Michel Pastoureau, dans son passionnant ouvrage Bleu. Histoire d'une couleur (Seuil, Paris, 2000), rappelle qu’en Occident, durant toute l'Antiquité et le haut Moyen Âge, le bleu a été une couleur ignorée ou méprisée. Puis, à partir du XIIIe siècle, on observe un renversement et, progressivement, le bleu occupe une place de prédilection dans la création littéraire et artistique. Au fil des siècles, on pourra citer comme exemples emblématiques le bleu outremer des fresques de Giotto dans l’église de l’Arena à Padoue, mais aussi les bleus lumineux des tableaux religieux du peintre janséniste Philippe de Champaigne qui symbolisent la lumière du ciel. Delacroix, intéressé par les correspondances existantes entre les notes et les couleurs, a fait quant à lui l’éloge de la "note bleue" présente dans la musique de Chopin. Cette même note qui donnera son nom un siècle plus tard au célèbre label de jazz "Blue Note Records".

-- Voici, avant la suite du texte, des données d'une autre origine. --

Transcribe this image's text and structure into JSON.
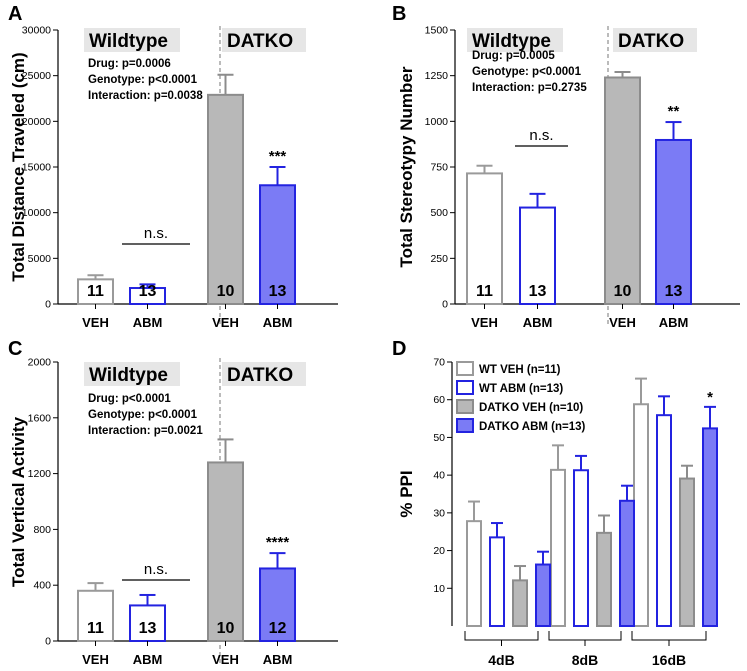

Pour en revenir au champ de l’histoire de l’art qui nous occupe plus particulièrement, le bleu au XXe siècle a fait l’objet d’une attention quasi exclusive chez un certain nombre d’artistes. On pense évidemment à la période bleue de Picasso, qui s’étend de 1901 à 1903, où le bleu incarne la tristesse et la misère. Mais on pourrait citer également le mouvement allemand expressionniste du Blaue Reiter (le Cavalier Bleu), fondé par Franz Marc, August Macke et Kandinsky en 1911 à Munich, dont l’intitulé désigne la place de choix qu’il accordera à la couleur bleue. Quant à Yves Klein, qui avait déclaré « Le ciel bleu est ma première oeuvre d'art », il inventa et déposa le brevet du fameux bleu IKB en 1960, rendu célèbre à travers ses peintures monochromes. On ne saurait oublier le peintre de la figuration narrative Jacques Monory qui, pour maintenir la réalité à distance ou pour colorer la froideur du roman noir qui inspirait ses compositions, a durablement fait baigner ses tableaux dans un fond monochrome bleu.

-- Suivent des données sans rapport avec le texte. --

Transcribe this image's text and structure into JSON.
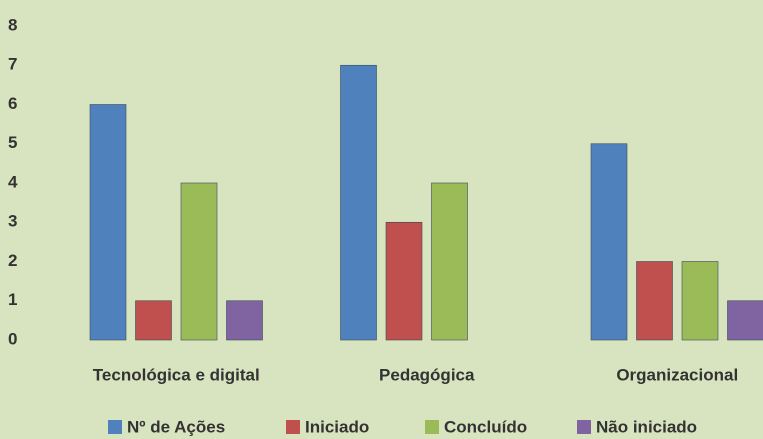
{
  "chart_data": {
    "type": "bar",
    "categories": [
      "Tecnológica e digital",
      "Pedagógica",
      "Organizacional"
    ],
    "series": [
      {
        "name": "Nº de Ações",
        "color": "#4f81bd",
        "values": [
          6,
          7,
          5
        ]
      },
      {
        "name": "Iniciado",
        "color": "#c0504d",
        "values": [
          1,
          3,
          2
        ]
      },
      {
        "name": "Concluído",
        "color": "#9bbb59",
        "values": [
          4,
          4,
          2
        ]
      },
      {
        "name": "Não iniciado",
        "color": "#8064a2",
        "values": [
          1,
          0,
          1
        ]
      }
    ],
    "ylim": [
      0,
      8
    ],
    "yticks": [
      0,
      1,
      2,
      3,
      4,
      5,
      6,
      7,
      8
    ],
    "grid": false,
    "legend": "bottom"
  }
}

Dans la vente « ART + DESIGN I » qu’organise PIASA du 23 au 28 avril, la couleur bleue confère une étonnant singularité aux œuvres réunies. Deux touches de bleu constituent le point d’ancrage du Personnage au chapeau d’Arroyo, tandis que la force expressionniste du bleu a été exploitée par James Brown dans une série d’œuvres sur papier du milieu des années 1980. La charge éminemment symbolique de cette couleur s’associe à sa qualité décorative. Il n’est donc pas surprenant de la retrouver abondamment utilisée dans les nombreux matériaux employés par le design de la seconde moitié du XXe siècle. C’est le cas du grès émaillé dont se sert Rigmor Nielsen pour réaliser son lampadaire. Héritier d’une tradition millénaire, Max Ingrand teinte le verre en bleu avec Modèle 2218. Inspiré par l’esthétique géométrique, André Sornay (1902-2000) assemble des couleurs à la surface des meubles qu’il conçoit, ici une armoire en bois, Isorel et métal.